First, lets clear up one myth: Girls are not that complicated.
Climbing girls are even less complicated: We have one-track minds to, you guessed it, climbing.
So now that you know what climbing girls think about, you no longer have to be confused by our intentions when we ask if you’re going climbing, invite you to climb with us, or talk about sick trips we should go on in the future. No, this does not mean we are smitten with your six pack or ability to crank one finger pull-ups; we are simply looking for a climbing partner to belay us, spot us, take turns leading pitches with us, and hopefully chat a bit about life and climbing with us in between.
What we are NOT looking for: a date.
Now that we’ve determined that climbing does not equal a date, you can relax because your climbing, potential shirtlessness, and cheesy pick-up lines are NOT going to be what impresses us.

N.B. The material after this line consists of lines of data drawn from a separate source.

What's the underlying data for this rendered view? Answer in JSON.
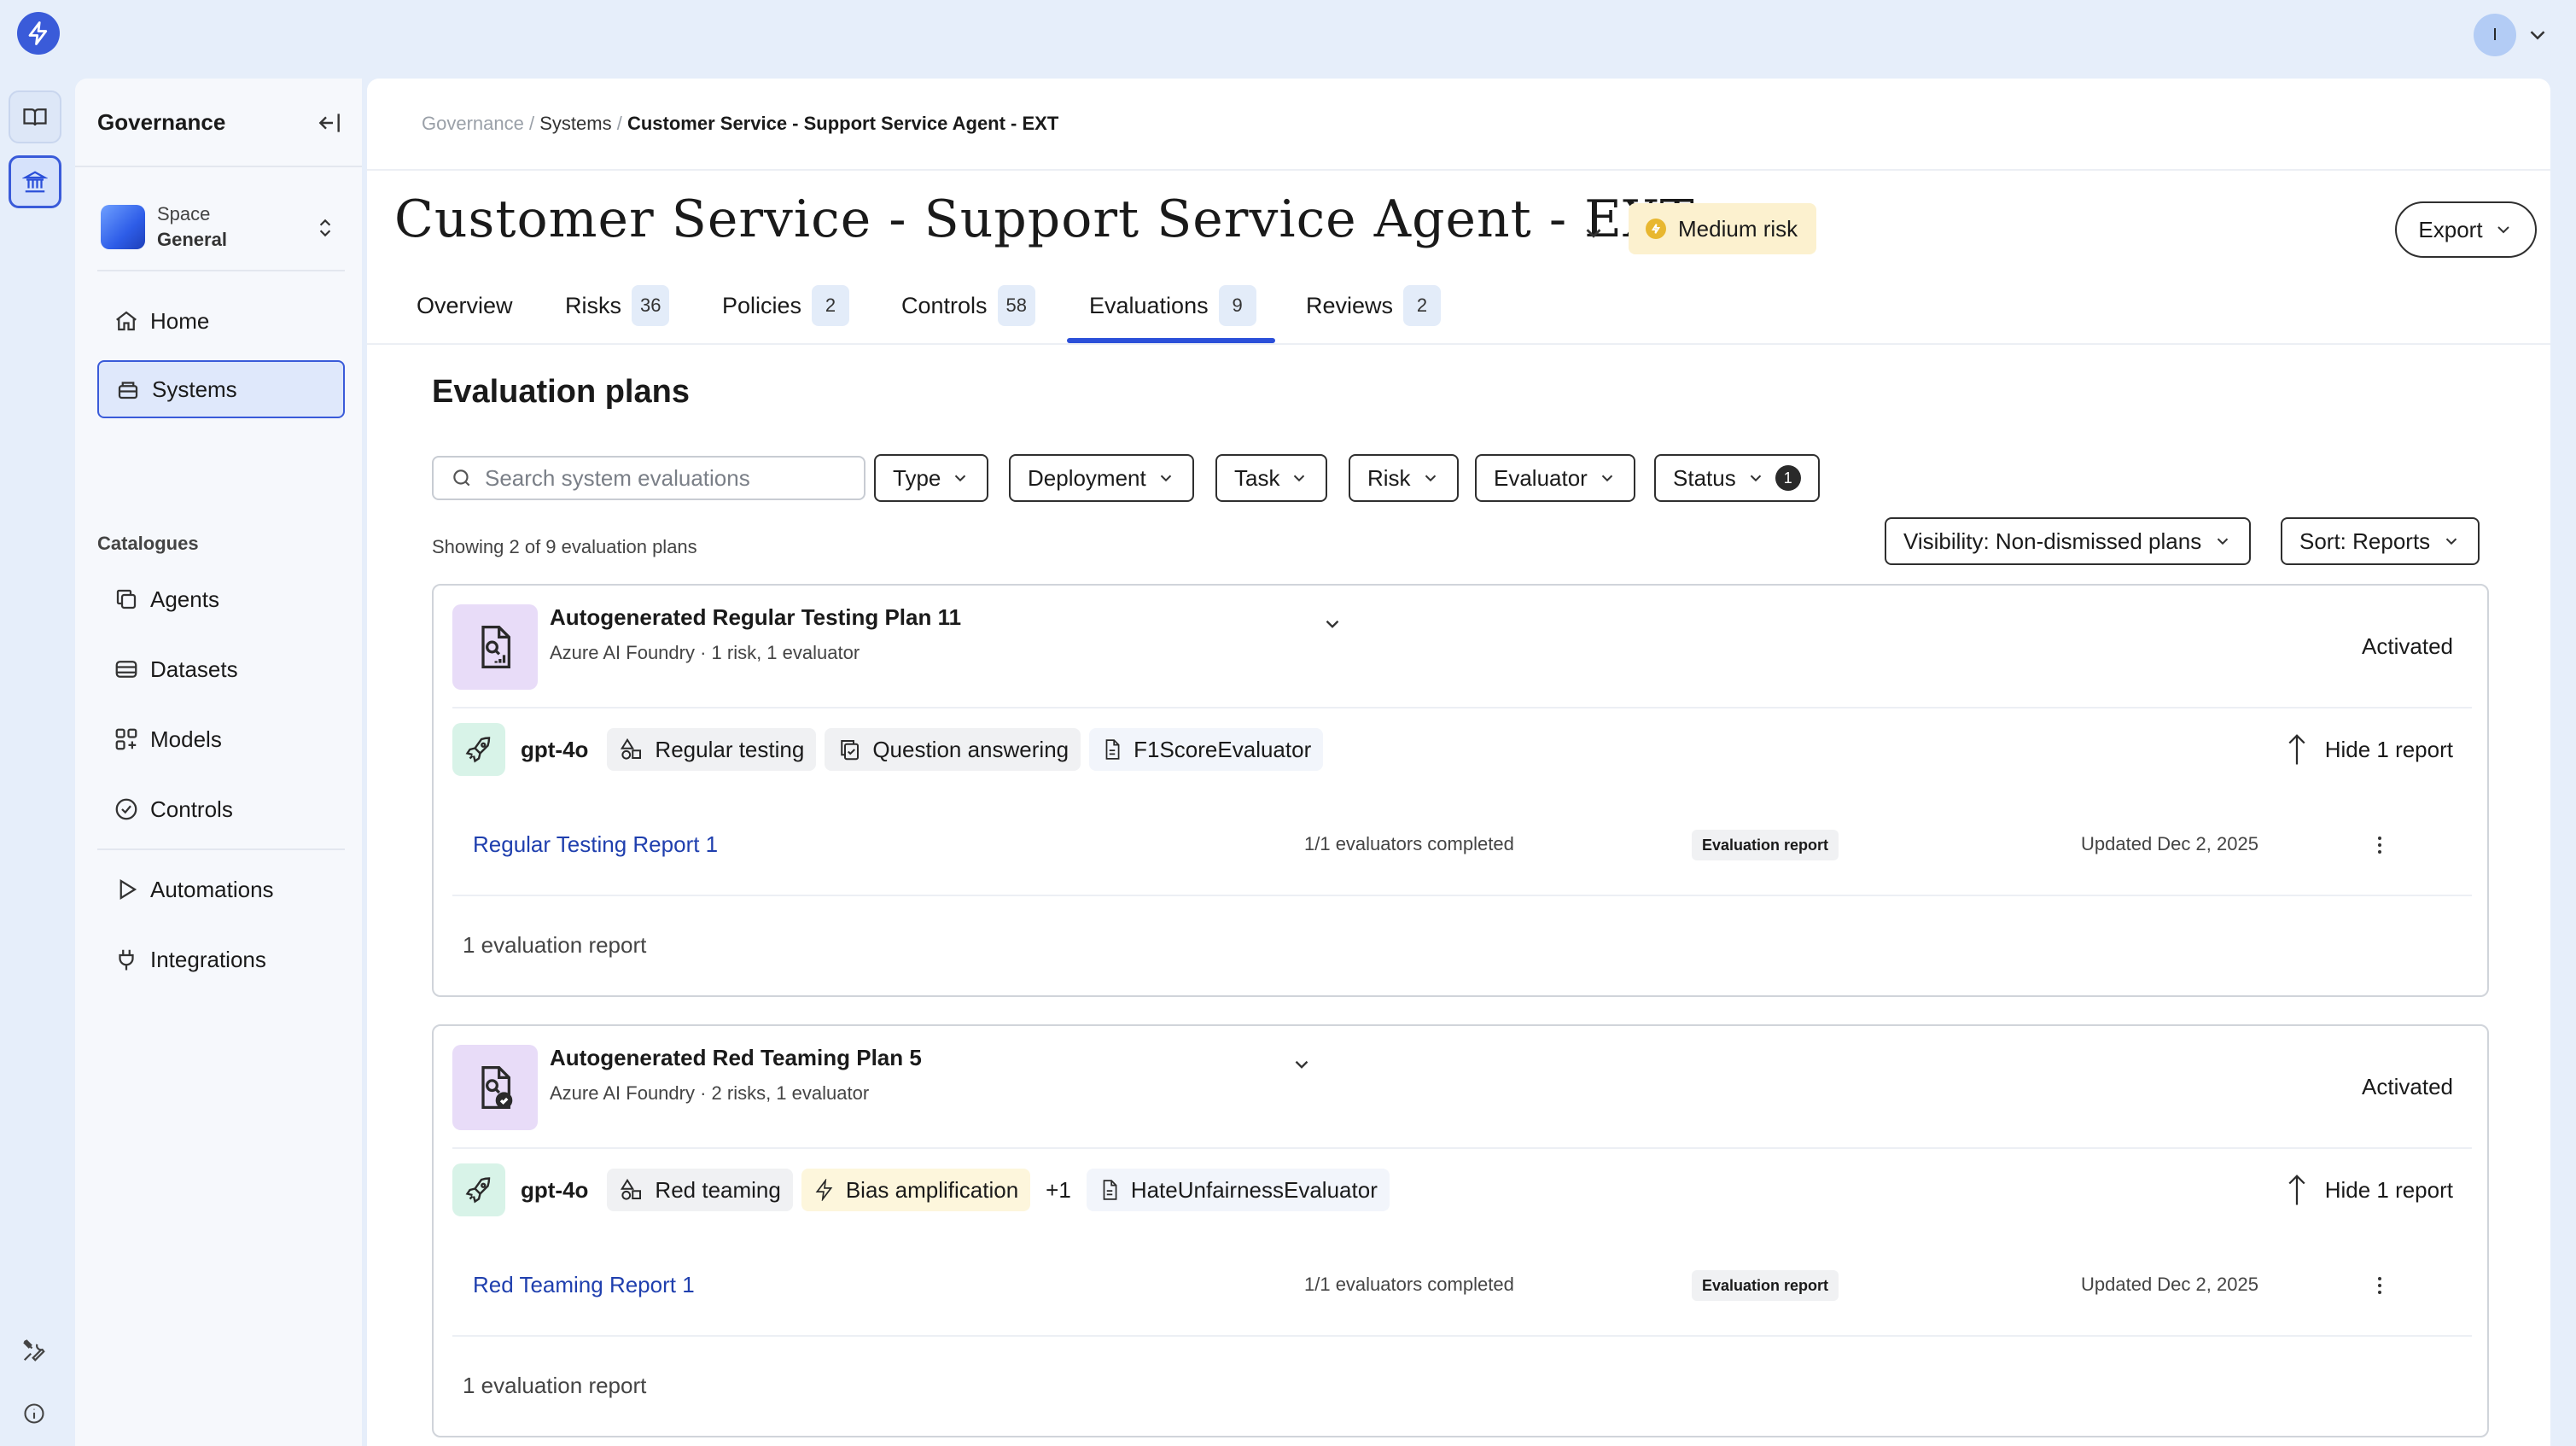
{
  "topbar": {
    "avatar_initial": "I"
  },
  "sidebar": {
    "title": "Governance",
    "space": {
      "label": "Space",
      "name": "General"
    },
    "nav_top": [
      {
        "label": "Home",
        "icon": "home-icon"
      },
      {
        "label": "Systems",
        "icon": "systems-icon"
      }
    ],
    "section_label": "Catalogues",
    "catalogues": [
      {
        "label": "Agents",
        "icon": "agents-icon"
      },
      {
        "label": "Datasets",
        "icon": "datasets-icon"
      },
      {
        "label": "Models",
        "icon": "models-icon"
      },
      {
        "label": "Controls",
        "icon": "controls-icon"
      }
    ],
    "nav_bottom": [
      {
        "label": "Automations",
        "icon": "play-icon"
      },
      {
        "label": "Integrations",
        "icon": "plug-icon"
      }
    ]
  },
  "breadcrumb": {
    "root": "Governance",
    "mid": "Systems",
    "current": "Customer Service - Support Service Agent - EXT",
    "sep": "/"
  },
  "header": {
    "title": "Customer Service - Support Service Agent - EXT",
    "risk_badge": "Medium risk",
    "export_label": "Export"
  },
  "tabs": [
    {
      "label": "Overview",
      "count": null
    },
    {
      "label": "Risks",
      "count": "36"
    },
    {
      "label": "Policies",
      "count": "2"
    },
    {
      "label": "Controls",
      "count": "58"
    },
    {
      "label": "Evaluations",
      "count": "9"
    },
    {
      "label": "Reviews",
      "count": "2"
    }
  ],
  "active_tab": "Evaluations",
  "evaluations": {
    "section_title": "Evaluation plans",
    "search_placeholder": "Search system evaluations",
    "filters": [
      "Type",
      "Deployment",
      "Task",
      "Risk",
      "Evaluator",
      "Status"
    ],
    "status_filter_count": "1",
    "showing_text": "Showing 2 of 9 evaluation plans",
    "visibility_label": "Visibility: Non-dismissed plans",
    "sort_label": "Sort: Reports",
    "plans": [
      {
        "name": "Autogenerated Regular Testing Plan 11",
        "subtitle": "Azure AI Foundry · 1 risk, 1 evaluator",
        "status": "Activated",
        "model": "gpt-4o",
        "tags": [
          {
            "label": "Regular testing",
            "icon": "shapes-icon",
            "style": "gray"
          },
          {
            "label": "Question answering",
            "icon": "clipboard-check-icon",
            "style": "gray"
          },
          {
            "label": "F1ScoreEvaluator",
            "icon": "file-icon",
            "style": "blue"
          }
        ],
        "hide_label": "Hide 1 report",
        "report": {
          "name": "Regular Testing Report 1",
          "completed": "1/1 evaluators completed",
          "badge": "Evaluation report",
          "updated": "Updated Dec 2, 2025"
        },
        "footer": "1 evaluation report"
      },
      {
        "name": "Autogenerated Red Teaming Plan 5",
        "subtitle": "Azure AI Foundry · 2 risks, 1 evaluator",
        "status": "Activated",
        "model": "gpt-4o",
        "tags": [
          {
            "label": "Red teaming",
            "icon": "shapes-icon",
            "style": "gray"
          },
          {
            "label": "Bias amplification",
            "icon": "bolt-icon",
            "style": "yellow"
          },
          {
            "label": "+1",
            "icon": null,
            "style": "plain"
          },
          {
            "label": "HateUnfairnessEvaluator",
            "icon": "file-icon",
            "style": "blue"
          }
        ],
        "hide_label": "Hide 1 report",
        "report": {
          "name": "Red Teaming Report 1",
          "completed": "1/1 evaluators completed",
          "badge": "Evaluation report",
          "updated": "Updated Dec 2, 2025"
        },
        "footer": "1 evaluation report"
      }
    ]
  }
}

For example, I’m going to be psyched with you when you send and bummed with you when you don’t, but you sending isn’t going to influence whether or not I want to date you. Chances are, your send is not the most impressive I’ve see even that week. Sasha DiGiulian is 5”2” and climbs 5.14, so please don’t try to impress me with your climbing—It will just make you nervous, frustrated, and possibly come off as cocky. I’m not climbing with you because you’re the best (you wouldn’t be belaying me if you were), so don’t feel like you have to onsight everything 5.12 and below.
As far as taking your shirt off goes, please consult the weather on that one. If the route is baking in the 90-degree sun, by all means ditch that sweaty layer. However, if it’s 30 degrees and you have to leave your beanie on, ABSOLUTELY DO NOT. Also, don’t get overly excited if it’s 90 and I take my shirt off; I’m trying prevent severe dehydration, not trying to impress you.
As for making moves on me at the crag: DO NOT. I will either: a) be really confused because I thought we were just climbing buddies and didn’t see that lunch ledge kiss coming and/or b) now be really uncomfortable because I have to spend the rest of the day pretending you didn’t just try to pull me in by my harness.
Worse yet, I might also be upset and embarrassed if anyone else saw and thought that I was into climbing PDA (gross!).
Now what do you do if you like a girl you climb with?
First, don’t overthink her wanting to climb with you (see above). Next, impress her with something other than climbing; try something radical like being nice. Don’t treat her differently at the crag; chances are she wants to be though of as just another fun climbing partner and not be singled out for often-times being the only girl. Instead, try being friendly and a good partner, and if she seems comfortable around you ask her to go for drinks after climbing or for coffee on a rest day. Keep romantic intentions separate from your climbing sessions, and know that even if you do date that doesn’t mean that climbing now can be a date. It’s an activity you both enjoy, and you’ll see new sides of each other as you battle hard routes/problems, but that doesn’t mean she is looking for a good luck kiss before every (any) climb. She still has that one-track mind to rocks and will likely forget about everything else, including you, while climbing.